When you dragged the image file into the clip window, did you drop it in the bottom right?  After that drag the same image file into the material window in the albedo slot.  That's the base color for your sprite or material and in the packer it is just there to preview things.  You can tick the Lit box to see a sort of preview using Eclipse and then play with values.  Once you have that figured out you can go to places like https://freepbr.com/ and just download materials that look like they would create what you need and just use the normal map.  It will of course be a textured look and not exact to the sprites pixels.  If you want that you can generate them as I think you already found the site, or there are other programs that generate much nicer normal maps.

Unfortunately this seems to be a lot of extra work at this point just to get my sprites to look normal under this lighting engine.

At this point I don't know if it's worth it to go forward with this lighting engine.
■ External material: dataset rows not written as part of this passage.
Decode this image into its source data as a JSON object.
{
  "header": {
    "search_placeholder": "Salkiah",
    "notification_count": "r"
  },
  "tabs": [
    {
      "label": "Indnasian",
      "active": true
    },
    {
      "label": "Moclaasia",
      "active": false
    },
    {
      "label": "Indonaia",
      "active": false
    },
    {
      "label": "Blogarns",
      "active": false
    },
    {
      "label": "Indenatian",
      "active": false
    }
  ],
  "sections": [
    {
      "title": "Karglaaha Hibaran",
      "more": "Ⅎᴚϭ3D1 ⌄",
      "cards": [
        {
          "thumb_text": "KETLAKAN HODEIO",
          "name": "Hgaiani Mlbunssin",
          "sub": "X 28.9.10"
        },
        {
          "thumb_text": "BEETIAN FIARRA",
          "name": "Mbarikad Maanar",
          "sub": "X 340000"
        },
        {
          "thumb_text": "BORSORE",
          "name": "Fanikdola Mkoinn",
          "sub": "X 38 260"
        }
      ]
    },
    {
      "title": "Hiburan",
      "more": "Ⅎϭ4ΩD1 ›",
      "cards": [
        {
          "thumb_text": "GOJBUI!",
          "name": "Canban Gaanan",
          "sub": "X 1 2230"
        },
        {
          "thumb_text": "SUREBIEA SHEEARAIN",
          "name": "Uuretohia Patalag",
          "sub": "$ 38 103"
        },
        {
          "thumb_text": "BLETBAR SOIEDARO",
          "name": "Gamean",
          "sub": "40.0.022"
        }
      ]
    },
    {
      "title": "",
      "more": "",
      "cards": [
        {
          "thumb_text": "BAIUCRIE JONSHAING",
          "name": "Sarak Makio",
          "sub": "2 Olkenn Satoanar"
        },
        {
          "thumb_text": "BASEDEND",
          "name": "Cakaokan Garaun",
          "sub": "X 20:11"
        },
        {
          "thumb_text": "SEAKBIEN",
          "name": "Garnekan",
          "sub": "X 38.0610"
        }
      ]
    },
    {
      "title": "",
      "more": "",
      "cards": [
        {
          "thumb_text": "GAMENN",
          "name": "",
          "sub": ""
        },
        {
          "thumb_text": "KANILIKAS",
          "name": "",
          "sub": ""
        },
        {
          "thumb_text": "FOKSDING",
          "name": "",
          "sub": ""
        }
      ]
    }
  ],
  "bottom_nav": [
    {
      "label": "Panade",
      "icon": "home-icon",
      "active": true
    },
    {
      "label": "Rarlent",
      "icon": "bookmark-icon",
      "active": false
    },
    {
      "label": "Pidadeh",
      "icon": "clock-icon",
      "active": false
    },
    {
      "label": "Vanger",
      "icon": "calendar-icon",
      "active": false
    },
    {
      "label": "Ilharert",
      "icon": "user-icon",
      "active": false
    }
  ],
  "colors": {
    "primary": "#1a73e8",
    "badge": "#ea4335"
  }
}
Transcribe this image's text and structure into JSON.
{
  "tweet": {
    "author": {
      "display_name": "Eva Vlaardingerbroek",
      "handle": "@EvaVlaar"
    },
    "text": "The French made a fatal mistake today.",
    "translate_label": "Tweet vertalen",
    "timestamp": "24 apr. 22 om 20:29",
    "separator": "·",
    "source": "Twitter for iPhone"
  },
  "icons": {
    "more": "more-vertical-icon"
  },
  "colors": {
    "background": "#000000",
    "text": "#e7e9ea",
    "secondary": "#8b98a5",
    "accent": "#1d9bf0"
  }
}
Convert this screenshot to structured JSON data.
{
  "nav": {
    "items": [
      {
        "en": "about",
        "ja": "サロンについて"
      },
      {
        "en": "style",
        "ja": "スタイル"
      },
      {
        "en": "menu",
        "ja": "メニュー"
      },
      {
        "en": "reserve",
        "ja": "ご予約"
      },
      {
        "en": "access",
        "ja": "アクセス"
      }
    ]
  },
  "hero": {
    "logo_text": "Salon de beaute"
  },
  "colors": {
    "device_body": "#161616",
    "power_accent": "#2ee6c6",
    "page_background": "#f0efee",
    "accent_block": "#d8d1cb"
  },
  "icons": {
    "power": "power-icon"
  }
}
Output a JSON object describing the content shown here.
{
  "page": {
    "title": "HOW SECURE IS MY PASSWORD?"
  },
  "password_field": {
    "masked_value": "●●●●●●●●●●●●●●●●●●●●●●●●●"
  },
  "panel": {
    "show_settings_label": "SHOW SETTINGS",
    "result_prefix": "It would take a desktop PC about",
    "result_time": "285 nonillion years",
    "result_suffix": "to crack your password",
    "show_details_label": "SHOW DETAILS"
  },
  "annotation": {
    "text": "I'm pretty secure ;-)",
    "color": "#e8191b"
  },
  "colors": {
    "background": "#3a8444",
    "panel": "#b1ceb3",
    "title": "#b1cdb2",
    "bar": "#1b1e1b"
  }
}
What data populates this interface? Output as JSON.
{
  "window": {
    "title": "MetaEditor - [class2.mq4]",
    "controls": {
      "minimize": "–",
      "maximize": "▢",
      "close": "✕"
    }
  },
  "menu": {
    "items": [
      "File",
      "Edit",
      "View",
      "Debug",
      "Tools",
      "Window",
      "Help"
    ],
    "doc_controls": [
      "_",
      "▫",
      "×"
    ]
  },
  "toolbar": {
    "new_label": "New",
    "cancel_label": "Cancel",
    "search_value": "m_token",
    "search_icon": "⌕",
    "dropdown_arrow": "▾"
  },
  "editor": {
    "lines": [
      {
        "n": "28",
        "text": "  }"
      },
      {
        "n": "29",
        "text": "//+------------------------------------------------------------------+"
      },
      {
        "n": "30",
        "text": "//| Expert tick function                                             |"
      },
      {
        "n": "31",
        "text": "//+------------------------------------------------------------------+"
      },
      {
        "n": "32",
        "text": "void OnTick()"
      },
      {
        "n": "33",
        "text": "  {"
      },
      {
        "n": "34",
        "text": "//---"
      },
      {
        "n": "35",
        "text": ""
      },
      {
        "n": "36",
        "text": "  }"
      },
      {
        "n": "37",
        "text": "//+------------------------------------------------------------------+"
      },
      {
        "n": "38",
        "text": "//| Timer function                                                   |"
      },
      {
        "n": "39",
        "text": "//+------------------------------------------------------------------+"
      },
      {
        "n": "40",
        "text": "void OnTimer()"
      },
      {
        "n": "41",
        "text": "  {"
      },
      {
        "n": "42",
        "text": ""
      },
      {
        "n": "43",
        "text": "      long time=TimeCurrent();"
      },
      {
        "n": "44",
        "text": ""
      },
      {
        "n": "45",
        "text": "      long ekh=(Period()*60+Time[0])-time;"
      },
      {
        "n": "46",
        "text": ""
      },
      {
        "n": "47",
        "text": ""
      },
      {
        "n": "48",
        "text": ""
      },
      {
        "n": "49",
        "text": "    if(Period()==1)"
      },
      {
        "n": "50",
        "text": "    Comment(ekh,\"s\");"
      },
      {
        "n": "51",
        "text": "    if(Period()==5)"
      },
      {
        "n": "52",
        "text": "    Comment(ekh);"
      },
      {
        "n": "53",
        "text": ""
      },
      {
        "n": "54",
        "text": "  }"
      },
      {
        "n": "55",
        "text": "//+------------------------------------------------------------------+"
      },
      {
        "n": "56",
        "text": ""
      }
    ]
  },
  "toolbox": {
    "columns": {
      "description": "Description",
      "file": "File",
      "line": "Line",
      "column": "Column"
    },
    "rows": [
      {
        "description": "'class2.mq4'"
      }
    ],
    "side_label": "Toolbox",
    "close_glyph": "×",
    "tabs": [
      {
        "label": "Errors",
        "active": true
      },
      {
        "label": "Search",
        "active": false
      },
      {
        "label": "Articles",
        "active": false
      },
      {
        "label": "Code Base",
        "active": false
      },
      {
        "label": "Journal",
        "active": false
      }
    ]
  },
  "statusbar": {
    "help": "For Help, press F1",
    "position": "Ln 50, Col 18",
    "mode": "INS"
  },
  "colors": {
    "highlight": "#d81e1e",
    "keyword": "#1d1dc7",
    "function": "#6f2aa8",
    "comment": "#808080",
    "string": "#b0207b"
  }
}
It is way more complex than I thought it was going to be. My main goal was just to have lights at certain depths in an isometric environment but now I need to download materials, normals, etc. and I can't even get that to work.

Our game is going to consist of a lot of different sprites and if I have to generate different images for every single sprite I want to look normal under the lights then I'm not sure this is a good idea.

I don't know why but on the PBR Packer program, pressing "Save" sometimes doesn't do anything, nothing gets created on my file system.


Eclipse is a PBR lighting solution, so if the plan was just basic lighting then it would be hard to justify its use.

At the moment I am creating a layer and depth based lighting engine which does not use PBR materials and is specifically designed so that lights are created on layers or by depth just like normal instances.  I can surely give you a copy when it is a little further along.

I'd be happy to pay for it when it's released!